Just like everywhere the Barcelona New Year festivities are centred around the midnight clock chimes and the New Year's party that generally goes on until the early hours.
The Spanish tradition of eating a grape with each chime of the bell is also practiced in Catalonia, which can be a bit of mouthful.
My favourite local Catalan tradition is the Home dels Nassos - the Man of the Noses, who has as many noses as there are days in the year.
There's also 10km fun run on New Year's Eve and an organised New Year's Day swim at Barceloneta beach.
However, like the rest of the holiday period, Cap d'Any or New Year in Barcelona is really about eating, drinking and having a good time.
A new addition to the festivities for 2013 is a New Year's Eve Party and Firework Display featuring the Home del Mil.leni on Avinguda Maria Cristina at the foot of Montjuïc.
L'Home dels Nassos - The Man of the Noses - is one of my favourite local Catalan traditions.
He only appears on the morning of New Year's Eve and children are told that he has as many noses as the year has days and are sent out into the streets to find him.
What they aren't generally told is that he only has one nose because there's only one day left in the year!
The joke is played on children all over Catalonia and I've seen adults dressed in strange costumes and armed with bags of sweets leading the kids Pied piper-like around villages in L'Empordà, for example.
In Barcelona, the Home dels Nassos is a Capgross, who leads a small procession starting at an undisclosed starting point, generally an emblematic building, and finishing at Plaça Catalunya, where he is presented with the key to the New Year by representatives of Barcelona City Council.
There's also a 10km road race on December 31st called the Cursa dels Nassos.
Although the Catalans won't like me saying this but most people follow the 12 o'clock chimes on Spanish National TV from the Puerta del Sol in Madrid because Catalan channel TV3 seems to change the location every year.
The chimes are preceded by four slow tolls of the bell - els quarts - and then the fun begins.
You have to eat a grape for each of the 12 chimes of the clock.
This is surprisingly difficult because after the fourth or fifth chime your mouth gets full of pips and skin.
Most of my female friends prepare the grapes beforehand by peeling them and removing the skin - filthy rotten cheats!

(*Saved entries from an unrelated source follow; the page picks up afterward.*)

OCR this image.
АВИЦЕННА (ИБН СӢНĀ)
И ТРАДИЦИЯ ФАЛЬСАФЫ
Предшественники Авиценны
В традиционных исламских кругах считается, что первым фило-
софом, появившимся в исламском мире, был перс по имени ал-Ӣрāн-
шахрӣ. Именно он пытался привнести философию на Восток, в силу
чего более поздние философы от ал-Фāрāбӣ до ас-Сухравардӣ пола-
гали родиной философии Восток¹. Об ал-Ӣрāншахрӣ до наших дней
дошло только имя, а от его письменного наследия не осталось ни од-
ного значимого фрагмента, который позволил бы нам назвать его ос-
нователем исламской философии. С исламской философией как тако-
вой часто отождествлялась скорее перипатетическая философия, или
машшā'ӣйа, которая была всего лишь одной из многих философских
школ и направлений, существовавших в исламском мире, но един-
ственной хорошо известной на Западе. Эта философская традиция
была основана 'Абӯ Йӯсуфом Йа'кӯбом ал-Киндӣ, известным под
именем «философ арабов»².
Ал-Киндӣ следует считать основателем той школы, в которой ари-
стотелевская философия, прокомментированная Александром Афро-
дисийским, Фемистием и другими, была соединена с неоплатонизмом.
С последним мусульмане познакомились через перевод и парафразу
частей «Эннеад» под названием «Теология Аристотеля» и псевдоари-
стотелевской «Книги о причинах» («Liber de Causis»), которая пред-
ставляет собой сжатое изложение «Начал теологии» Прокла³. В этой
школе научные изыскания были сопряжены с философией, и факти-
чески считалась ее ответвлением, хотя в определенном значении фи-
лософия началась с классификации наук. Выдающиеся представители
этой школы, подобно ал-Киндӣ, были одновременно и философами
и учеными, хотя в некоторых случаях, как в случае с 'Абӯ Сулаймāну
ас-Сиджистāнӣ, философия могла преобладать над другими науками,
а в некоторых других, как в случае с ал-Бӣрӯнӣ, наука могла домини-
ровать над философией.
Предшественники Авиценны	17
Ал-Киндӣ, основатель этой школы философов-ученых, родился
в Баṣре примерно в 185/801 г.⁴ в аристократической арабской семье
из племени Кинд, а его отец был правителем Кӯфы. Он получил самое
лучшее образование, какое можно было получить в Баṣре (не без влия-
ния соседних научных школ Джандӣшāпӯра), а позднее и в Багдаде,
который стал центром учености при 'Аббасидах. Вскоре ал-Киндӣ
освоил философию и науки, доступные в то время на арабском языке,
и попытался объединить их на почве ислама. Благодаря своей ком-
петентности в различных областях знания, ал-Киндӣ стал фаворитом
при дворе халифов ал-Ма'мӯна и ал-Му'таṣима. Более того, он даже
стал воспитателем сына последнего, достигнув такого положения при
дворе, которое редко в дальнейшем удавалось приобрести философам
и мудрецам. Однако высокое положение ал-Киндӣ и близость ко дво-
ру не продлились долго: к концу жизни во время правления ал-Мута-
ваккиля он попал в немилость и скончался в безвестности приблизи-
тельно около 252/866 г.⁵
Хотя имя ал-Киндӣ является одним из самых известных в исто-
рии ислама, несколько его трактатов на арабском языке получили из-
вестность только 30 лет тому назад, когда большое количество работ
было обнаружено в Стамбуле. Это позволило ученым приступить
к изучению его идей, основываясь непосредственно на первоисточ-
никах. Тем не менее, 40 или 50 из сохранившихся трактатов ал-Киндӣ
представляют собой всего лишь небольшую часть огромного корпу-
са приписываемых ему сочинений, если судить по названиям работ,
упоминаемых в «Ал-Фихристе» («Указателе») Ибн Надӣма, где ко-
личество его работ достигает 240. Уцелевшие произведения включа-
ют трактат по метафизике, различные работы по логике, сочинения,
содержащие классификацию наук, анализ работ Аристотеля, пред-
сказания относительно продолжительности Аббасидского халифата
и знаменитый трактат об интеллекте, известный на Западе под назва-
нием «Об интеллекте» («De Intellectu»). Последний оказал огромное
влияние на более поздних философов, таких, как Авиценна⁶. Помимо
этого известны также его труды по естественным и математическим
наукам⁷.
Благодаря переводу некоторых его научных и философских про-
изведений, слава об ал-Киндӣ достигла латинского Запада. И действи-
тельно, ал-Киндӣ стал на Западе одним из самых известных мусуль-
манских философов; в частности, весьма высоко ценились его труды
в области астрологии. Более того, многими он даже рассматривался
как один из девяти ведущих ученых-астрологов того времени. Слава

Local legend says that the tradition of 'menjar el raïm' or eating the grapes along with the New Year bells dates back to 1909 when there was a particularly good grape harvest, but this doesn't really explain why grapes are eaten all over Spain.
Apart from in the tourist areas where I imagine that bars and restaurants will be open to celebrate the Barcelona New Year, in the neighbourhoods, the city goes extremely quiet because most establishments close around 10 so that waiters and bartenders can go home and ring in the New Year with their families.
Many will stay at home because house parties with family and friends are very popular for New Year but equally some bars will open again at around 1 o'clock and the festa will continue till dawn.
In the city centre bars and restaurants will obviously stay open so that the clientele can celebrate New Year in comfort, and the best ones will provide diners with el cotilló - a bag full of party hats, balloons and silly toys.
Revellers in Barcelona City Centre have traditionally ended up at Plaça de Catalunya but this year as I mentioned above, there will be a New Years' Eve Event on Avinguda Maria Cristina at the foot of Montjuïc.
New Year's Day in Barcelona tends to be an excuse for another family meal but as far as I'm aware there's no traditional dish.
I've often had turkey with prunes or seafood depending on where I was invited.
For the extremely resilient, an excellent way to get rid of the hangover is to go for the traditional Barcelona New Year's Day swim organised by the Club de Natació Atlètic Barceloneta at Barceloneta beach.
I, however, prefer to get started on breaking my New Year's resolutions!